While I’m online, I check the Dallas TV station’s site to see if they have anything else on Cole’s death.
I go back to the list of sites with recent stories about him and see that they’re all reporting his death. There’s a video of one of his cousins I’ve never met. “We’re asking police not to rule this a suicide. We just don’t think he did this on purpose.”
“He didn’t!” I yell. “The Trendalls . . .” I think back over my confrontation with those people. I shouldn’t have told them anything about Cole. But I told them he was suicidal, hoping they had consciences. Now I have a deep gut feeling that they used that information . . . set up his death and knew it would seem as if he’d gone through with suicide. And with Cole dead, there’ll be no one to fight the charges in their lawsuit, and Cole’s testimony about a molester named Fred will never be brought into court. Ava’s fate is sealed.

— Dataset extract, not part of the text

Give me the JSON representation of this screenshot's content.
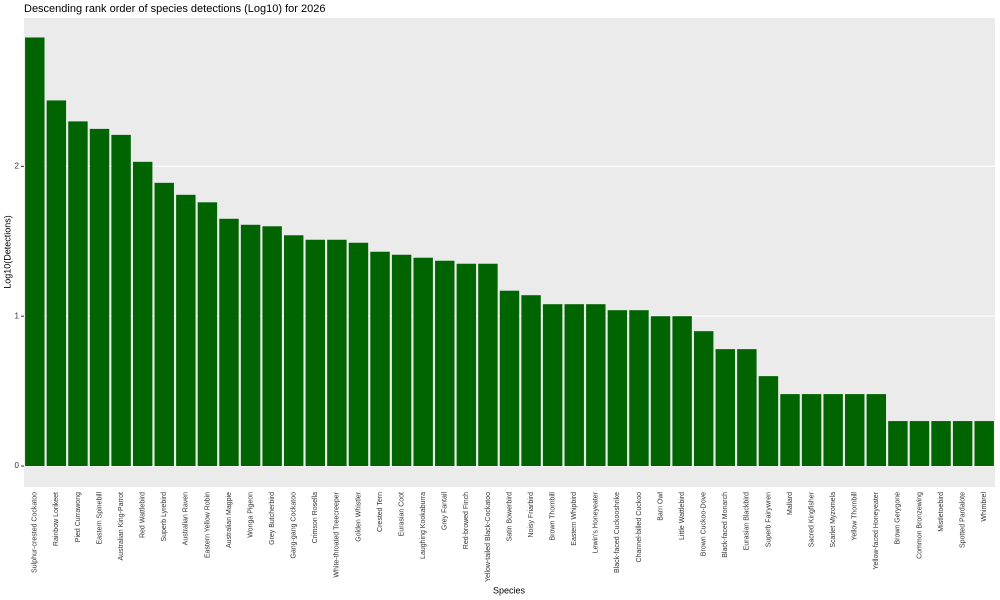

No, someone has to hold them accountable. Those tire tracks . . . If they match the Trendalls’. . . If there’s evidence on their van or truck . . . These people seem to be drug users. Surely they haven’t been that careful. They must have made mistakes. Maybe I can find the evidence and report them anonymously. For Ava’s sake, I have to at least try. How could good people be crushed this way?
I start the car, but before I drive out of the parking lot, I text Dylan. Change of plans. Have to get closer to Dallas. I’ll let you know where I wind up.